Em meio à neblina característica do Oceano Pacífico que comumente paira sobre a Baía de San Francisco, erguem-se majestosamente as duas torres de sustentação da Golden Gate Bridge, certamente uma das pontes mais famosas do planeta. Cartão-postal americano, é considerada uma das maravilhas do mundo moderno e parada obrigatória para qualquer turista com uma câmera pendurada no pescoço, exatamente como este que vos fala.

Por mais que você tenha rumado ao norte da península de San Francisco unicamente com o objetivo de ver a ponte, é um choque ao avistá-la pela primeira vez. Mesmo estando nublado demais para que a imagem se assemelhasse àquelas repetitivamente retratadas nos filmes, é uma sensação interessante. Uma enorme e icônica estrutura que, para os habitantes locais, já faz parte do dia a dia, apenas uma ponte. Sim, um lugar de peregrinação dos abasbacados turistas, mas também um caminho para o trabalho e um ponto para praticar exercícios.

No entanto, desavisados como eu logo deixam o sorriso de lado ao se depararem com uma das características mais marcantes da Golden Gate Bridge. Em direção ao meio da ponte, pelo passeio compartilhado por ciclistas e pedestres, na primeira estrutura de concreto que serve de ancoragem para os cabos de sustentação, há uma placa com os dizeres "há esperança, faça a chamada". Abaixo do sinal, uma caixa metálica amarela, castigada pela maresia, abriga um interfone que, ao apertar de um botão, conecta a pessoa a um centro de aconselhamento a suicidas.

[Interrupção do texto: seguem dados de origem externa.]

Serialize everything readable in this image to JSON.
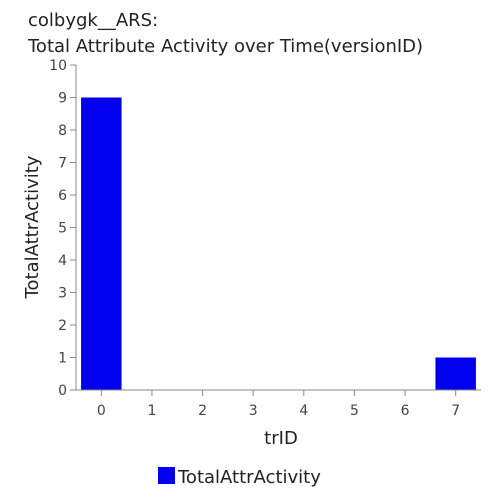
{
  "chart_data": {
    "type": "bar",
    "title": [
      "colbygk__ARS:",
      "Total Attribute Activity over Time(versionID)"
    ],
    "xlabel": "trID",
    "ylabel": "TotalAttrActivity",
    "categories": [
      "0",
      "1",
      "2",
      "3",
      "4",
      "5",
      "6",
      "7"
    ],
    "series": [
      {
        "name": "TotalAttrActivity",
        "values": [
          9,
          0,
          0,
          0,
          0,
          0,
          0,
          1
        ]
      }
    ],
    "y_ticks": [
      "0",
      "1",
      "2",
      "3",
      "4",
      "5",
      "6",
      "7",
      "8",
      "9",
      "10"
    ],
    "ylim": [
      0,
      10
    ],
    "grid": false,
    "legend_position": "bottom",
    "bar_color": "#0000ee"
  }
}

A Golden Gate Bridge, depois fui saber, é considerada o local com o maior índice de suicídios do mundo. Pessoas de diversos cantos do planeta – talvez motivadas pela representatividade da estrutura ou pela beleza natural dos arredores – colocam fim às próprias vidas em um mergulho de aproximadamente 75 metros de altura, o que resulta em um impacto a cerca de 120 km/h. É comum a polícia encontrar carros de aluguel abandonados nos estacionamentos ao redor da ponte. Em 2009, a contagem de mortes estava em cerca de 1.300, desde a inauguração em 1939. Hoje, com uma média de 30 suicídios por ano, a lista certamente está maior.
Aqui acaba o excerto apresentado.